Some of the greatness within it comes from director Rupert Wyatt. He creates some truly amazing imagery; there’s a passage of time sequence where Caesar capers through the redwoods that is gorgeous, and many of the ape mayhem sequences are incredible. There’s one great scene where a band of rampaging apes swing through the trees above a suburban neighborhood, causing a rain of green leaves on the people below. It’s Spielbergian in its melding of beauty and menace.
Where Wyatt really shines, though, is in the non-verbal ape scenes. He’s a natural visual storyteller, and he creates a complete world of this ape prison, with full characters, effortlessly. Obviously much of the credit must go to the performance capture work, but Wyatt simply knows how to tell a story. What’s more incredible is that there’s a complexity to the story, a throughline of how Caesar comes to understand the ape prison and then slowly take over the ape prison, that he gets across with gorgeous simplicity. While the human scenes include all sorts of ugly exposition these ape scenes flow.
That flow comes in handy in the final rampage. The apes don’t just go wild, they use tactics, and Wyatt is able to make us understand their maneuvers with clear geography and action choreography. The final battle on the Golden Gate Bridge is thrilling, and when Caesar’s battle plan came together I was unable to stifle a cheer. It’s rousing stuff.

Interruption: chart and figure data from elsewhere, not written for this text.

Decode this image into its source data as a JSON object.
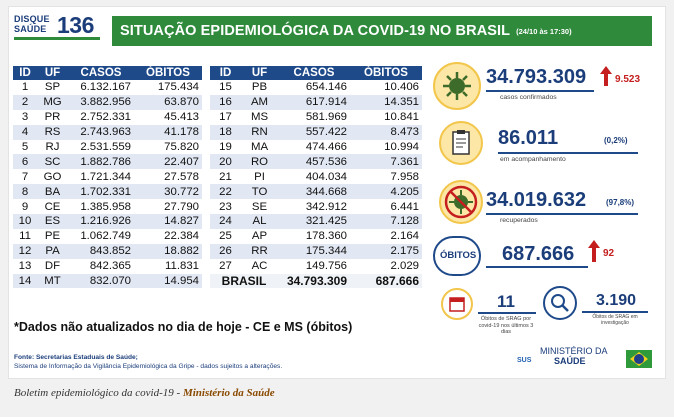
{
  "header": {
    "logo_top": "DISQUE",
    "logo_bottom": "SAÚDE",
    "logo_number": "136",
    "title": "SITUAÇÃO EPIDEMIOLÓGICA DA COVID-19 NO BRASIL",
    "date": "(24/10 às 17:30)"
  },
  "table_headers": [
    "ID",
    "UF",
    "CASOS",
    "ÓBITOS"
  ],
  "left_rows": [
    [
      "1",
      "SP",
      "6.132.167",
      "175.434"
    ],
    [
      "2",
      "MG",
      "3.882.956",
      "63.870"
    ],
    [
      "3",
      "PR",
      "2.752.331",
      "45.413"
    ],
    [
      "4",
      "RS",
      "2.743.963",
      "41.178"
    ],
    [
      "5",
      "RJ",
      "2.531.559",
      "75.820"
    ],
    [
      "6",
      "SC",
      "1.882.786",
      "22.407"
    ],
    [
      "7",
      "GO",
      "1.721.344",
      "27.578"
    ],
    [
      "8",
      "BA",
      "1.702.331",
      "30.772"
    ],
    [
      "9",
      "CE",
      "1.385.958",
      "27.790"
    ],
    [
      "10",
      "ES",
      "1.216.926",
      "14.827"
    ],
    [
      "11",
      "PE",
      "1.062.749",
      "22.384"
    ],
    [
      "12",
      "PA",
      "843.852",
      "18.882"
    ],
    [
      "13",
      "DF",
      "842.365",
      "11.831"
    ],
    [
      "14",
      "MT",
      "832.070",
      "14.954"
    ]
  ],
  "right_rows": [
    [
      "15",
      "PB",
      "654.146",
      "10.406"
    ],
    [
      "16",
      "AM",
      "617.914",
      "14.351"
    ],
    [
      "17",
      "MS",
      "581.969",
      "10.841"
    ],
    [
      "18",
      "RN",
      "557.422",
      "8.473"
    ],
    [
      "19",
      "MA",
      "474.466",
      "10.994"
    ],
    [
      "20",
      "RO",
      "457.536",
      "7.361"
    ],
    [
      "21",
      "PI",
      "404.034",
      "7.958"
    ],
    [
      "22",
      "TO",
      "344.668",
      "4.205"
    ],
    [
      "23",
      "SE",
      "342.912",
      "6.441"
    ],
    [
      "24",
      "AL",
      "321.425",
      "7.128"
    ],
    [
      "25",
      "AP",
      "178.360",
      "2.164"
    ],
    [
      "26",
      "RR",
      "175.344",
      "2.175"
    ],
    [
      "27",
      "AC",
      "149.756",
      "2.029"
    ]
  ],
  "total": {
    "label": "BRASIL",
    "casos": "34.793.309",
    "obitos": "687.666"
  },
  "note": "*Dados não atualizados no dia de hoje - CE e MS (óbitos)",
  "source": {
    "line1": "Fonte: Secretarias Estaduais de Saúde;",
    "line2": "Sistema de Informação da Vigilância Epidemiológica da Gripe - dados sujeitos a alterações."
  },
  "stats": {
    "confirmed": {
      "value": "34.793.309",
      "delta": "9.523",
      "label": "casos confirmados"
    },
    "monitoring": {
      "value": "86.011",
      "pct": "(0,2%)",
      "label": "em acompanhamento"
    },
    "recovered": {
      "value": "34.019.632",
      "pct": "(97,8%)",
      "label": "recuperados"
    },
    "deaths": {
      "label": "ÓBITOS",
      "value": "687.666",
      "delta": "92"
    },
    "srag": {
      "value": "11",
      "label": "Óbitos de SRAG por covid-19 nos últimos 3 dias"
    },
    "investigation": {
      "value": "3.190",
      "label": "Óbitos de SRAG em investigação"
    }
  },
  "brand": {
    "sus": "SUS",
    "ministry_line1": "MINISTÉRIO DA",
    "ministry_line2": "SAÚDE"
  },
  "caption": {
    "text": "Boletim epidemiológico da covid-19 - ",
    "source": "Ministério da Saúde"
  },
  "colors": {
    "green": "#2f8a3c",
    "navy": "#1f4a8a",
    "accent_red": "#c41e1e",
    "circle_yellow": "#fde7a6"
  }
}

Rise of the Planet of the Apes is a remarkable film hamstrung by a few bad elements. The technology and performances that bring the apes to life make the film a must-see for any modern movie fan, but it’s the emotion and humanity of Caesar’s story that makes the film a must-see for any movie fan at all. There was always a danger of the film being silly, but it avoids that trap, instead becoming an absorbing, exciting and extraordinary work of blockbuster entertainment with something to say. Cornelius and friends would be proud.